Five days after the 2012 Baja 1000, a protest was filed against Vildósola from the BJ Baldwin team which accused Vildósola of having made an illegal pit on the highway. The protest was accepted by SCORE International against their own rules, since protests cannot be filed after 24 hours of the unofficial results being made public. SCORE penalized Vildósola by 90 minutes, demoting him to eighth place overall and stripping him from the race win.

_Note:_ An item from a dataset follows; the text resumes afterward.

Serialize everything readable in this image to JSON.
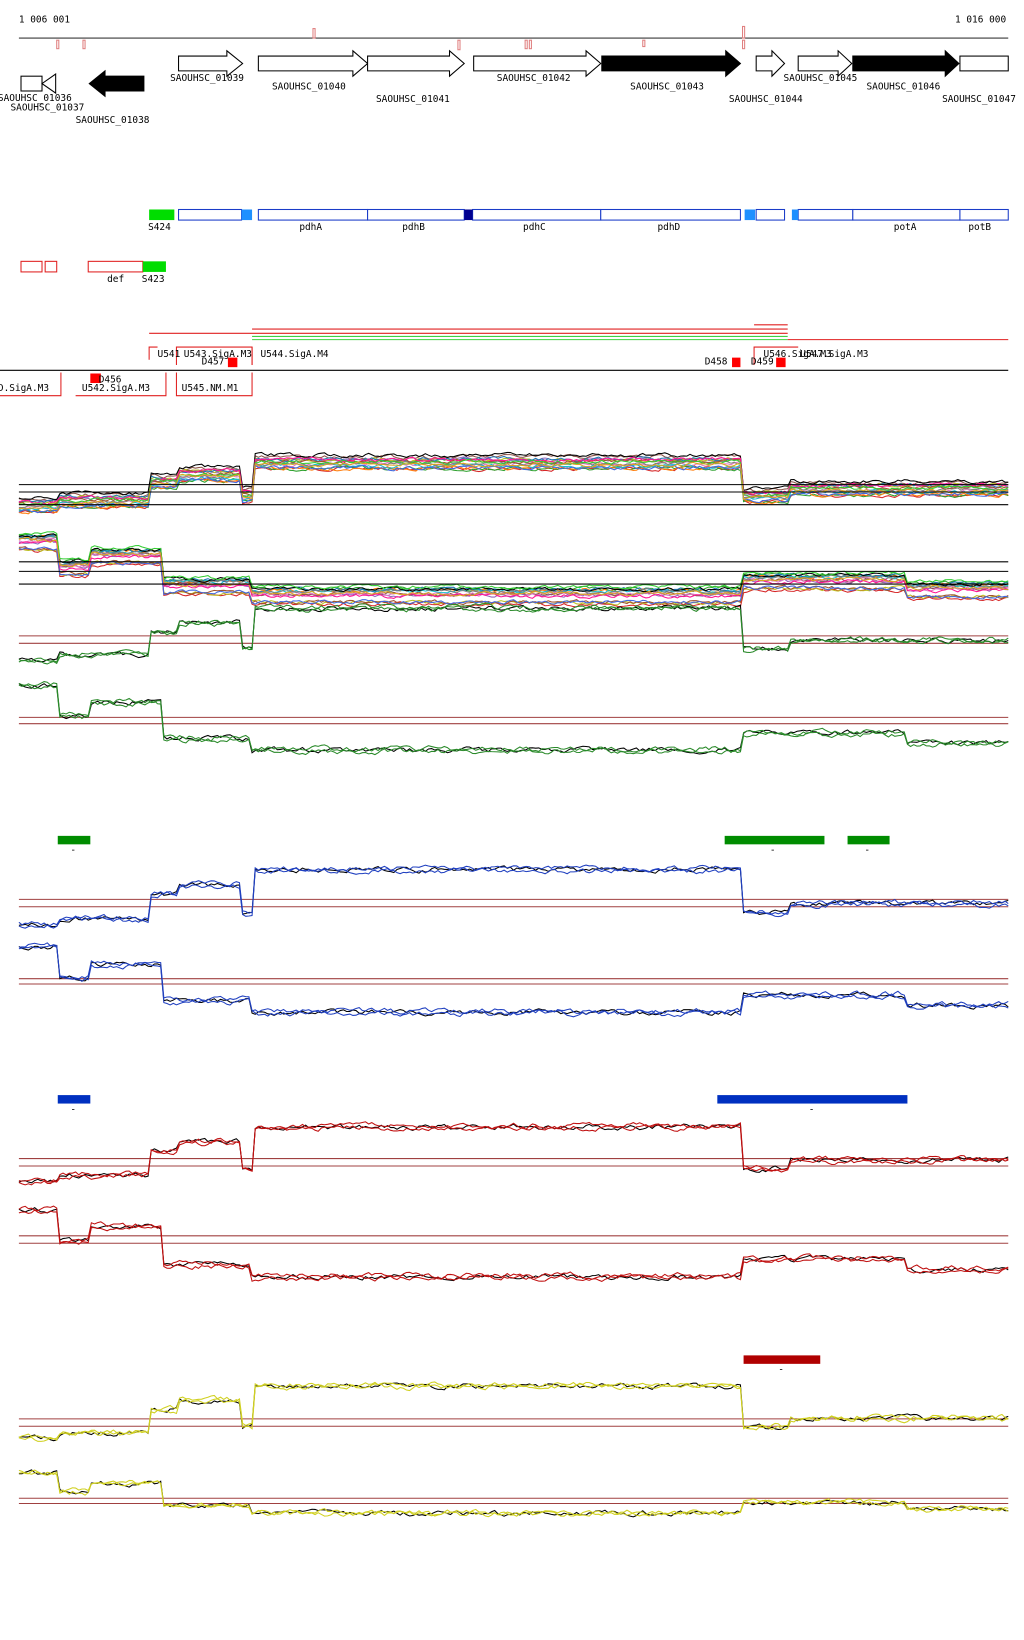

The 2013 San Felipe 250 was won by Vildósola who finished second only three seconds behind Bryce Menzies, but Menzies had failed to cross a Virtual Check Point which cost him a 5-minute penalty giving Vildósola his second overall win on the San Felipe 250.

==Best results==

| Year | Series | Race | Finish | Class |
|---|---|---|---|---|
| 1996 | SCORE International | San Felipe 250 | 1st | ProTruck |
| 2000 | SCORE International | Baja 2000 | 5th | Class 1 |
| 2003 | SCORE International | San Felipe 250 | 1st | SCORE Trophy Truck |
| 2003 | SCORE International | Baja 1000 | 3rd | SCORE Trophy Truck |
| 2004 | SCORE International | Baja 1000 | 6th | SCORE Trophy Truck |
| 2007 | SCORE International | Baja 500 | 9th | SCORE Trophy Truck |
| 2007 | SCORE International | Baja 1000 | 2nd | SCORE Trophy Truck |
| 2009 | CODE Off-Road | Race Ready 275 | 1st | SCORE Trophy Truck |
| 2009 | SCORE International | Baja 1000 | 4th | SCORE Trophy Truck |
| 2010 | Best In The Desert | Vegas to Reno | 5th | SCORE Trophy Truck |
| 2010 | NORRA | Mexican 1000 Rally | 1st | Class 12 |
| 2010 | CODE Off-Road | Mexicana Logistics 300 | 1st | SCORE Trophy Truck |
| 2010 | SCORE International | Baja 1000 | 1st | SCORE Trophy Truck |
| 2011 | SCORE International | SCORE Laughlin Desert Challenge | 3rd | SCORE Trophy Truck |
| 2011 | CODE Off-Road | Casas Geo Grand Prix | 3rd | Class 11 |
| 2012 | CODE Off-Road | Mexicana Logistics 300 | 4th | SCORE Trophy Truck |
| 2012 | SCORE International | Baja 1000 | 8th | SCORE Trophy Truck |
| 2013 | SCORE International | San Felipe 250 | 1st | SCORE Trophy Truck |

==Vildosola Racing==
Gus Vildósola founded the Vildosola Racing team in 1968. Today, the team races two Trophy Trucks and two Pre-runners and several chase trucks.

==Personal life==
Vildósola is the CEO, founder and owner of Mexicana Logistics.

On June 8, 2012, Vildósola was awarded the 2012 Distinguished Executive award by the Asociación de Ejecutivos de Ventas y Mercadotecnica de Mexicali, an award that his late father and grandfather had also been awarded.